Sur ces terres, à un moment inattendu, les révolutions républicaines ont ouvert la voie à la liberté, à l'égalité et à la solidarité, qui sont les valeurs fondamentales du processus d'humanisation. Des progrès significatifs ont été réalisés dans ces domaines en très peu de temps. Un socle a été créé pour que le peuple puisse vivre heureux, dans la dignité et en liberté.
Par exemple, la laïcité, verrou de sécurité d'une vie libre, a été mise en œuvre.
Une lutte sérieuse contre les inégalités de genre a été engagée et d'importantes réformes législatives ont été adoptées.
Les premières réglementations juridiques visant à améliorer la vie des travailleurs ont été mises en place.
Une éducation contemporaine fondée sur la raison et la science a été instaurée, en incluant notamment les plus démunis.
Afin de renforcer la solidarité sociale et de jeter les bases de l'État social, un modèle économique étatiste modéré a été mis en œuvre pour équilibrer le libre marché et l'intérêt général.
Atatürk a souligné l'importance de la solidarité sociale en déclarant : « Tous les êtres humains sont membres d'un corps social et sont, par conséquent, liés les uns aux autres ». Conformément à cette perspective, des institutions telles que les Maisons du peuple (Halkevleri) ont été créées pour développer la solidarité sociale, clé du développement et de la démocratie. Ainsi, à la lumière de ce vent de solidarité sociale, une nouvelle nation a été construite sur le socle de valeurs communes.

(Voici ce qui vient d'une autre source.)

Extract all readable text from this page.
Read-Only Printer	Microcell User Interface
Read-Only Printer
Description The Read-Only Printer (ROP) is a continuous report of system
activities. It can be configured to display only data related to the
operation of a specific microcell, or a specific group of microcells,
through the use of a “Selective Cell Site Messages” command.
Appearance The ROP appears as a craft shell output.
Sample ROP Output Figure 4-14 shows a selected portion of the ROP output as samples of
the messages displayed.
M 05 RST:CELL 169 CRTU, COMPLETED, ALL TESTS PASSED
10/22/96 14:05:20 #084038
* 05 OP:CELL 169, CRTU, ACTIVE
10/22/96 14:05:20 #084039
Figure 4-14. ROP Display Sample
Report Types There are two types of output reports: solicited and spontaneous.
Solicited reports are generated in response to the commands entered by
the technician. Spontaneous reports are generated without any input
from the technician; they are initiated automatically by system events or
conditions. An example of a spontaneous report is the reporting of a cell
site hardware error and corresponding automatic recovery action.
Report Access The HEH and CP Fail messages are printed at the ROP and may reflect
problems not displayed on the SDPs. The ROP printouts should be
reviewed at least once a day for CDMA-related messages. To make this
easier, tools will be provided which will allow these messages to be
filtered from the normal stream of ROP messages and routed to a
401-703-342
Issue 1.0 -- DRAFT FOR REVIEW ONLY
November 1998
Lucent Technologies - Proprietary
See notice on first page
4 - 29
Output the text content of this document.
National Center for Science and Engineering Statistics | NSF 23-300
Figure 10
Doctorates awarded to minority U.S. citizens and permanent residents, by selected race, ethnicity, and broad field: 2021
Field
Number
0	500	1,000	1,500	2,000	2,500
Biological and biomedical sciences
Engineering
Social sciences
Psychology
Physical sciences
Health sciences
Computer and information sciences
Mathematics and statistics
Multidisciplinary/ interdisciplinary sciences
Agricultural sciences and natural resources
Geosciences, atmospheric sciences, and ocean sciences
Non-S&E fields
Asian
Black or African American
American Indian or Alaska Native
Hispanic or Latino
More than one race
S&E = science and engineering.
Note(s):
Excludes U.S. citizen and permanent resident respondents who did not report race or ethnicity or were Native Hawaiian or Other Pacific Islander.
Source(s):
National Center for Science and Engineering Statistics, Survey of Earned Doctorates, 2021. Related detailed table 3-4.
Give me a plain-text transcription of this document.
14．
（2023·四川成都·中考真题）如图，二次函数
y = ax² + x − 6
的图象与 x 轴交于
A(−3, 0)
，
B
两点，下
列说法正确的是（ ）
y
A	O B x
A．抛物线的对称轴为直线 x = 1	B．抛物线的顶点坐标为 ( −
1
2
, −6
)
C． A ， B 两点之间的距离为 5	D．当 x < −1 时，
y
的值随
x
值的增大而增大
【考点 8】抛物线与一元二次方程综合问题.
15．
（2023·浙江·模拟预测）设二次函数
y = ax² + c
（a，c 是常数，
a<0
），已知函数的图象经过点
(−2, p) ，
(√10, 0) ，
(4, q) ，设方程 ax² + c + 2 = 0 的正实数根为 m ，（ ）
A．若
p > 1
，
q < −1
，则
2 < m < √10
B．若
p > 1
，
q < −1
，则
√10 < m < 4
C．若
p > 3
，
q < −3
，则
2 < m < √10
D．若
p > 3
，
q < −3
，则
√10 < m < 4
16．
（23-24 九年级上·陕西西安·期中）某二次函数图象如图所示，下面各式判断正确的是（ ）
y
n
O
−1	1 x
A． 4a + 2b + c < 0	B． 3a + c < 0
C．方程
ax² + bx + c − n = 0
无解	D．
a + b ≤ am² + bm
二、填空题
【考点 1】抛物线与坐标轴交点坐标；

La République est ainsi devenue « la voix de ceux qui n'en ont pas ». Parallèlement, la République a préparé le terrain pour l'épanouissement de « générations à l'esprit libre, à la conscience libre et au savoir libre ».
Ces développements ont nui aux intérêts de certains milieux intérieurs et extérieurs. C'est pourquoi ces milieux ont impitoyablement attaqué ces acquis de la République sous couvert de droits de l'homme, de liberté et de justice.
En conséquence, le tissu social solidaire a été détruit. Les institutions qui nourrissaient la solidarité sociale ont été soit neutralisées, soit liquidées.
L'objectif était de former une génération qui évite de contribuer au bien commun et qui s'enlise dans une pensée centrée sur soi. Malgré cela, le taux de soutien aux forces républicaines parmi la jeunesse augmente de jour en jour.
En ce nouveau siècle de la République, l'une des tâches urgentes des forces républicaines est de tisser des réseaux de solidarité sociale et d'allumer des feux de berger pour raviver cette solidarité...
Par exemple, mettre en place des maisons citadines actives dans des domaines tels que l'art, la littérature et le soutien éducatif aux étudiants, créer des institutions pour éclairer les travailleurs sur leurs droits, et former des initiatives locales face aux séismes. L'individu ne peut bénéficier du climat de bonheur et de prospérité né de sa contribution à la solidarité sociale qu'en étant solidaire avec le peuple.